Right after his release, Serhii went to the hospital for heart treatment. Later, he decided to leave Beryslav. During interrogations, he was told, “Don’t even think of leaving, you’re banned from travel. We’ll send word around to all checkpoints.”
“Emotions ran high when I saw our boys,” says Serhii. “There were tears in my eyes.”
Eventually, the teacher was able to leave for the territory controlled by Ukraine, and the Armed Forces of Ukraine liberated his native Beryslav from the occupation a month later.
With no notification of detention
Maria Kvitsynska, Regional Consultant, Europe and Central Asia, Program of the World Organization Against Torture (OMCT), says that the military may only detain civilians in two cases during an armed conflict: if it is absolutely necessary for the security of the detaining state, or if the person has committed a criminal offense, such as murder.
“However, firstly, detention should be based on an official decision of an authorized body. Secondly, detainees must be held in appropriate conditions and guaranteed procedural rights, including the right to appeal and regular review of the interim measures, freedom from torture and other cruel and inhumane treatment and punishment. Thirdly, relatives should be informed about the fact and venue of, and grounds for, the person’s detention,” says Maria.

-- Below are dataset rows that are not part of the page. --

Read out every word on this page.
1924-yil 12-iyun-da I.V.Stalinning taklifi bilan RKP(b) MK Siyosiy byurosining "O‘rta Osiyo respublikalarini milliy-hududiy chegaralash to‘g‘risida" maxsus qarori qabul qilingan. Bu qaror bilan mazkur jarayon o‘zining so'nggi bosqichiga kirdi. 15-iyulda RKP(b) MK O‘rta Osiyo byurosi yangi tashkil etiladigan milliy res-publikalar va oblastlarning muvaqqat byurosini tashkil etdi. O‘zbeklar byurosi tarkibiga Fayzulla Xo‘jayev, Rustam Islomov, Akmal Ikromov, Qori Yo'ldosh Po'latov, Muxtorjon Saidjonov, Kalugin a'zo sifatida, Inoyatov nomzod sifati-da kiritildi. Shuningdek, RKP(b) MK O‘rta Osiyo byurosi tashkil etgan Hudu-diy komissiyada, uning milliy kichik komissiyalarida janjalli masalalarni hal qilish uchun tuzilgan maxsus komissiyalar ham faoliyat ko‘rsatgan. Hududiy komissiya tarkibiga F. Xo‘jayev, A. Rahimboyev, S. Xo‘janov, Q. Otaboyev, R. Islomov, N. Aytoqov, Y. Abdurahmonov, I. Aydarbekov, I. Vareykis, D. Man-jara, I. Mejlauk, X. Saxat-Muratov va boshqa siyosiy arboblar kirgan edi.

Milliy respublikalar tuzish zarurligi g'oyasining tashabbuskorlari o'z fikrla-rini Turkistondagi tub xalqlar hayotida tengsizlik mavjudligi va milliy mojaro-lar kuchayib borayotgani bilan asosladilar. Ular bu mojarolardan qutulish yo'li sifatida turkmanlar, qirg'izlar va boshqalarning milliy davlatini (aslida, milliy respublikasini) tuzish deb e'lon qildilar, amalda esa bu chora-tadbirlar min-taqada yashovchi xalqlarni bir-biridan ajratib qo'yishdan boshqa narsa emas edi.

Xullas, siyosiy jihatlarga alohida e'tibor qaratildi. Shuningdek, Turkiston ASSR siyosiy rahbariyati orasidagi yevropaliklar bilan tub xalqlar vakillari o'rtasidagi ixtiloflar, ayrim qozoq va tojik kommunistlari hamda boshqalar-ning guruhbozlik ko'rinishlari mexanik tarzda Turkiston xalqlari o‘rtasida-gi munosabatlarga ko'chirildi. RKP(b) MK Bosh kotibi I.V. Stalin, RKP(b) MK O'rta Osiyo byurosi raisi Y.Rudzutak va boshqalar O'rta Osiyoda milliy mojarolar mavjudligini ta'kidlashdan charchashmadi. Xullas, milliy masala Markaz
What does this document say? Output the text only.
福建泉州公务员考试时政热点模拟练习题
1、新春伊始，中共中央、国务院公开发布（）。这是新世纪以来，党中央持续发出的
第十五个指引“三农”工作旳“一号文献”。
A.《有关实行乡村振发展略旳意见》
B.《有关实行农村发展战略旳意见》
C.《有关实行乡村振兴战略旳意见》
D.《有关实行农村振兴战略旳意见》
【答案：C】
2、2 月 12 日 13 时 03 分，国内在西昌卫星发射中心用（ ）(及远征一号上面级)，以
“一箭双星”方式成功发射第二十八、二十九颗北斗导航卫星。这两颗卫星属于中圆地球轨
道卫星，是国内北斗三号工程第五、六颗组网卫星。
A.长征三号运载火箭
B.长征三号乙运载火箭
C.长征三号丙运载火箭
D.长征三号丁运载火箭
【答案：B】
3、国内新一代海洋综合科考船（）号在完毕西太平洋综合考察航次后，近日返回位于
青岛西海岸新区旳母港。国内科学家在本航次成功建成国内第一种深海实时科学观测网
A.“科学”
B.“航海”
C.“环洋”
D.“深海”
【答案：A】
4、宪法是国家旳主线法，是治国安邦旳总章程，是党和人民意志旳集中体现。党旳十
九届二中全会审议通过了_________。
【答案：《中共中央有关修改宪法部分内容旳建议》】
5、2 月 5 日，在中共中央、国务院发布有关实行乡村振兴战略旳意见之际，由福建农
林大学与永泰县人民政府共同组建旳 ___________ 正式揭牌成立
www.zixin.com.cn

She further adds that detainees’ details should be entered in relevant registers. Instead, the Russian military arbitrarily detains or abducts civilians deemed by it potentially disloyal. As Serhii Nosach’s story shows, civilians are kept in complete isolation in terrible conditions and tortured.
“The Russian military deliberately withholds information from the detainees’ relatives, causing great suffering to the latter, which in certain cases can be equated to torture. This is a ‘classic’ example of gross violations of international humanitarian law,” adds Maria Kvitsynska.
She urges victims of torture to contact human rights organizations so that they can refer their cases to international accountability bodies for torture crimes.